Symphonie résonnant dans la salle, ritournelle assommante berçant le cygneau abandonné du sommeil. Gamine lâchée aux venelles depuis des semaines, déchet jeté du père, malmenée du frère. La danse, passion enfantine, devient espérance, rêve qu'elle caresse du bout des doigts sous le voile de la nuit. Appel de son nom. Elle sursaute, arrachée des bras de Morphée, se lève et s'avance, se sent tel un puceron écrasé sous le regard du roi des cygnes. Tambour du cœur que sa petite main tente de faire taire avant que ne se déploient le corps malingre en même temps que les bras malades, décorés de veines trouées de substances. Elle danse, cherche à susciter un émoi dans le regard bordé de miel. Poupée clamant être perle au milieu des châssis dénués de toile. Elle danse, repousse le pâmoison qui menace de la prendre, chuchote à son oreille et la pousse à suivre des gammes païennes. Elle danse, sourde aux quolibets moqueurs de celles qui espèrent ravir sa place. Elle danse, danse avant que ne tombe le couperet qui lui coupe les ailes. Arrêt de la musique. Elle se heurte à la brutalité du silence, titube au
non assené, sous le rejet de cet œil borne, déjà rivé sur un cygnet plus gracieux.
***
Châssis échoué au canapé. Le pouce rédige les pensées dans une messagerie vide, supprime et écrit de nouvelles bribes. Invitation qu'il souhaite envoyer à la déité sombre, jumeau infernal aux réactions tempétueuses. Moment à partager, l'inspiration est à d'autres inconnus, n'éveille aucun intérêt de ses rares idées. Il soupire en entendant les fracas à la porte, s'apprête à renvoyer l'intrus mais la curiosité se pique à la surprise, au cygneau et son regard bordé de noir où luit un éclat grenat. «
Pourquoi ? » demande l'éperdue, impétueuse dont la voix tente de couvrir de traîtres sanglots. Sourire navré au spectacle qu'elle lui donne, qu'il prétend en réponse à sa tirade. Il s'écarte de la porte, invite la martyr à entrer, profite du dos qu'elle a tourné pour écrire au double mortifère.

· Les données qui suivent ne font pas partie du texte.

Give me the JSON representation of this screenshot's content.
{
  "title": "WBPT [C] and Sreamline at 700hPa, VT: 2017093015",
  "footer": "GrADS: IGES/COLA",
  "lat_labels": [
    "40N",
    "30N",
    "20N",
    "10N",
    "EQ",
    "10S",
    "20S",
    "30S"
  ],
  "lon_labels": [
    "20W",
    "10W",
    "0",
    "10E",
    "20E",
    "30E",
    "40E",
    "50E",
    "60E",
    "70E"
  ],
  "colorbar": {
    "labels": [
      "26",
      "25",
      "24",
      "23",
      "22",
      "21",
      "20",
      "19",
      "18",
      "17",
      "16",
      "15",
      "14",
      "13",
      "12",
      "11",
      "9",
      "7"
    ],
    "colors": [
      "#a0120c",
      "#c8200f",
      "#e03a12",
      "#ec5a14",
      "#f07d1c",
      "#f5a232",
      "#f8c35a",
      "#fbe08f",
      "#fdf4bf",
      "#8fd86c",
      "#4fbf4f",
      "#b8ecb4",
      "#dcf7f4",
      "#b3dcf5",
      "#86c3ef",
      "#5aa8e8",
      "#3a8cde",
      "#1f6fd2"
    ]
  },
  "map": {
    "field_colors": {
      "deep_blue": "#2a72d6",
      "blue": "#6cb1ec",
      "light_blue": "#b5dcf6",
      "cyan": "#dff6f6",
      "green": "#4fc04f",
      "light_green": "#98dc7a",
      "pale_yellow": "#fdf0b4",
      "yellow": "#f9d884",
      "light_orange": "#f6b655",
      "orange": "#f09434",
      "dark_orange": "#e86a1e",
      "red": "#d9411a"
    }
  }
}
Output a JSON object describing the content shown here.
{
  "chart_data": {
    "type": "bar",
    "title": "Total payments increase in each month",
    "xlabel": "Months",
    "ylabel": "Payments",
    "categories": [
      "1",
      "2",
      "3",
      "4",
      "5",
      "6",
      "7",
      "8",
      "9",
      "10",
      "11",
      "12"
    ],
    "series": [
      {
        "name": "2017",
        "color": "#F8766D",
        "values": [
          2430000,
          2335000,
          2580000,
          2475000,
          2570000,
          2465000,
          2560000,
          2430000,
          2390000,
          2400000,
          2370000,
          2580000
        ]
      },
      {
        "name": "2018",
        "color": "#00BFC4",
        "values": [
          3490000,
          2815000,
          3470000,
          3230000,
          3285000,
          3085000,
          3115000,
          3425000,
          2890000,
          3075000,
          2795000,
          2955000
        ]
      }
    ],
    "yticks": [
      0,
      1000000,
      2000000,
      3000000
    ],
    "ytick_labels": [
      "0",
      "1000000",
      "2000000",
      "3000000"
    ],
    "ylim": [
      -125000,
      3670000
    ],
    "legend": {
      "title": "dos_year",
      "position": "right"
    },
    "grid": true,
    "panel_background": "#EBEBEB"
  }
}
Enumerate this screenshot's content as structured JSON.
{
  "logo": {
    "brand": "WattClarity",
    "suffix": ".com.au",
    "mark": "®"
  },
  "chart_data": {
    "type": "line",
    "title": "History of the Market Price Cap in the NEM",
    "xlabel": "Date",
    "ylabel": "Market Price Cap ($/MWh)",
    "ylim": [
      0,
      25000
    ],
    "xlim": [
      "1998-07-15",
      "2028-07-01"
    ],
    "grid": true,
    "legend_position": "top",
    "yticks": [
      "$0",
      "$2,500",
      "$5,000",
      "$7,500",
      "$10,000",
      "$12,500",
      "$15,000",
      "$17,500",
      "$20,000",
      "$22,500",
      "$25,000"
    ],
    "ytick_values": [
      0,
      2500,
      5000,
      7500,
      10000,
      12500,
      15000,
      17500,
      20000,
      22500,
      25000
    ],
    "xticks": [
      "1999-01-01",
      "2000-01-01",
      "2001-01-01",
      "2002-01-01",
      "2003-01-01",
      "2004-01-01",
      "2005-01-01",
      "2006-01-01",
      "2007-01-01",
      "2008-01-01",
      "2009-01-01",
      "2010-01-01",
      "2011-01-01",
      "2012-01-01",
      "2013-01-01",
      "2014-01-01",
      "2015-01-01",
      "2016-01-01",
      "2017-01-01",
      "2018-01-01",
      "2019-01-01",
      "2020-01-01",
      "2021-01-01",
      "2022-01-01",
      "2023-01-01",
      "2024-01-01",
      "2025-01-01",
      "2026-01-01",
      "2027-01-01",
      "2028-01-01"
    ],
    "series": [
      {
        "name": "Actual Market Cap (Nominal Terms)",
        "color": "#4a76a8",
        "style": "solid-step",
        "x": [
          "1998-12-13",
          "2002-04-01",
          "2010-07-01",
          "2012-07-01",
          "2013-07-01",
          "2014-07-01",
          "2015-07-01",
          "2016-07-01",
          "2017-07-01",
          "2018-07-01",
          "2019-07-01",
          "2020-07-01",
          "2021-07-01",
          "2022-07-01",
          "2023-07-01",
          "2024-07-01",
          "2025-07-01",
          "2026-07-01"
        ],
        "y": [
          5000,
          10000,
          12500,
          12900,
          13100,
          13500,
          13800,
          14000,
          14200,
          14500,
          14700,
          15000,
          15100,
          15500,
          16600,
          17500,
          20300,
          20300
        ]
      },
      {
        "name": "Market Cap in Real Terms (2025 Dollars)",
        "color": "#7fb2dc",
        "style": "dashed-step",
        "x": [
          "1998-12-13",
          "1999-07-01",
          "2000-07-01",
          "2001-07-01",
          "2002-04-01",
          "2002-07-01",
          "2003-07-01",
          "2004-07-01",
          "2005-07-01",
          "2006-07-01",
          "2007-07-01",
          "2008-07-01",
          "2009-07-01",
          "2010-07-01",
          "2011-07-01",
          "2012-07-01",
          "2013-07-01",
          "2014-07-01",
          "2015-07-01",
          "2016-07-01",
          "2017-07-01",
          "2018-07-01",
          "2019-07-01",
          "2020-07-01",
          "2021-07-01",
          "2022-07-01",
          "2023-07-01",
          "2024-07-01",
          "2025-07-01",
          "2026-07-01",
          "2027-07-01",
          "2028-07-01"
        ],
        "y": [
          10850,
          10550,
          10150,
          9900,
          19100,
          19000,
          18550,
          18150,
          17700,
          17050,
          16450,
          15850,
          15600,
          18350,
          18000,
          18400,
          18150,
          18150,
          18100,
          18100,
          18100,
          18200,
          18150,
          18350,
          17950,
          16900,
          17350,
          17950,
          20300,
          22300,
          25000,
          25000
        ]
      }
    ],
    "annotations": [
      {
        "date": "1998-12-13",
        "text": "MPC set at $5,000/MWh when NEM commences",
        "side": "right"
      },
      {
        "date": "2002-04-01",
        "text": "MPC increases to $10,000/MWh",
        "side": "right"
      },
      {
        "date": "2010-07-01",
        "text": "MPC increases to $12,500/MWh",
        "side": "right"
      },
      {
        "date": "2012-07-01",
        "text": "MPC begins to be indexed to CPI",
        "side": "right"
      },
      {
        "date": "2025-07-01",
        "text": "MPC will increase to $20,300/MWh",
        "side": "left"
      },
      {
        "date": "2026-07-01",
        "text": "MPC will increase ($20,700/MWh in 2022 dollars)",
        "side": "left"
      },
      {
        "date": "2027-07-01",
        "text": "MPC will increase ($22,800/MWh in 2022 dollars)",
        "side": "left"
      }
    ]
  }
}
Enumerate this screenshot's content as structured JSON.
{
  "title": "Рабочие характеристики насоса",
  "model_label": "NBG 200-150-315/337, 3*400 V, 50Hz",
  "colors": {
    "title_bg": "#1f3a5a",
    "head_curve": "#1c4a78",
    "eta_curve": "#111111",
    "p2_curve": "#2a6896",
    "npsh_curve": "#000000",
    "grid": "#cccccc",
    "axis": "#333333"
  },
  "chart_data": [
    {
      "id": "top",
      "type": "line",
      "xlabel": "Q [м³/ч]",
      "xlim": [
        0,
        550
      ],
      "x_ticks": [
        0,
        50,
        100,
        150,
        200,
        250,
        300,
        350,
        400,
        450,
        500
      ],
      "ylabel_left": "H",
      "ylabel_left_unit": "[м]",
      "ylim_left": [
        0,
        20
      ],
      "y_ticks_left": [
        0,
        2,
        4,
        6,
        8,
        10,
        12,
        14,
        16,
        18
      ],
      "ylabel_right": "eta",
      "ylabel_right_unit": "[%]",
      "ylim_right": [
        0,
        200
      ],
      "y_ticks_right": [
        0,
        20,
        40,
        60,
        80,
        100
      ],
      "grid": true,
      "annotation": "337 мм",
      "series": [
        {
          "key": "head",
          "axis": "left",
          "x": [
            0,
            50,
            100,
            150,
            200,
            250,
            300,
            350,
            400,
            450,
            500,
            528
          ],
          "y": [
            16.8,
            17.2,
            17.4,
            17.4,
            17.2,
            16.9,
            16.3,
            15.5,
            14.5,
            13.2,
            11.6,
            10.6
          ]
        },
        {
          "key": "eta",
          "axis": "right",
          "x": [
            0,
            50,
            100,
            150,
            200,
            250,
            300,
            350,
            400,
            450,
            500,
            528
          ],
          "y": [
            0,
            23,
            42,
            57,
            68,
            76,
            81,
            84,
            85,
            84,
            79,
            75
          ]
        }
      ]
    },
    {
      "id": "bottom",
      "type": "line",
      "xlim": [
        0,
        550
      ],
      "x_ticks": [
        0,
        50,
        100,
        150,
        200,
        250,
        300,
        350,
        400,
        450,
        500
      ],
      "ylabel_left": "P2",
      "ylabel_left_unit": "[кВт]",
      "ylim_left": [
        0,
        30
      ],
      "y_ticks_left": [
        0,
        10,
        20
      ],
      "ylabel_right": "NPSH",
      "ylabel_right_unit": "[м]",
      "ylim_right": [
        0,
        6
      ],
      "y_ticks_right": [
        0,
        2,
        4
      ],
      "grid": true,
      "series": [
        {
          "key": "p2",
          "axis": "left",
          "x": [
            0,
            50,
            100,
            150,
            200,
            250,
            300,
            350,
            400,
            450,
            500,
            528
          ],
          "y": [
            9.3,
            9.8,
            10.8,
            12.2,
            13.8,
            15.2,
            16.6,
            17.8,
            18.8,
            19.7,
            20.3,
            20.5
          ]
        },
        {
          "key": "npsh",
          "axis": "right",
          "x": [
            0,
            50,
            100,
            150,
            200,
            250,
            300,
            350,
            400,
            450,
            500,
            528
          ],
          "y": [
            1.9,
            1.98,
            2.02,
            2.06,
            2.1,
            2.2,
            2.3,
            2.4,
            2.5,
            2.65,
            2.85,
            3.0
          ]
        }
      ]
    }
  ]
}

« j'ai un cadeau pour toi. es-tu disponible pour passer le prendre maintenant ? ps : je suis sûr que ça va te plaire. viens. »
***Capharnaüm de pleurs. Le cygne a abandonné sa parure de belle âme, dévoile le serpent tapi sous son plumage immaculé. Les crochets fendent le bec par un discret sourire alors que les ambres contemplent le cygnet se débattre avec la vie. Bout de verre embrassant la carotide, elle menace le monarque de faire couler le cruor qui embrase ses joues, colore son visage gonflé par ses larmes mais Stoyan reste de marbre à sa peine. Handicapé des sentiments depuis son adolescence. Hybris en responsable alors que la croyance blâme un trauma. Il hausse un sourcil en entendant un fracas à la porte, réprime un sourire. «
Ne fais rien, il s'agit de mon frère. » Charme céleste usé à ses mots, évitant au cygneau de se taillader dans un geste brusque. Il contourne la jeune femme, ouvre la porte et invite son jumeau à entrer. Main posée sur une épaule plutôt qu'une bise, le français roule sur la langue, murmure les desseins imaginés par la psyché malade. «
Laisse-moi te présenter ton cadeau : cette demoiselle a passé une audition pour un rôle dans le prochain ballet que je prépare et le manque de sommeil a rendu sa chorégraphie bancale et banale. Je comptais la donner à la Bratva en la voyant au pas de ma porte mais, que dirais-tu de jouer à un jeu ? Pousse-la à s'ôter la vie pendant que je tente de la lui sauver. Pas de pouvoir, que nos mots. » Susurre Nahash. Cruauté réanimant l'éclat nacarat au regard à l'attente d'une approbation.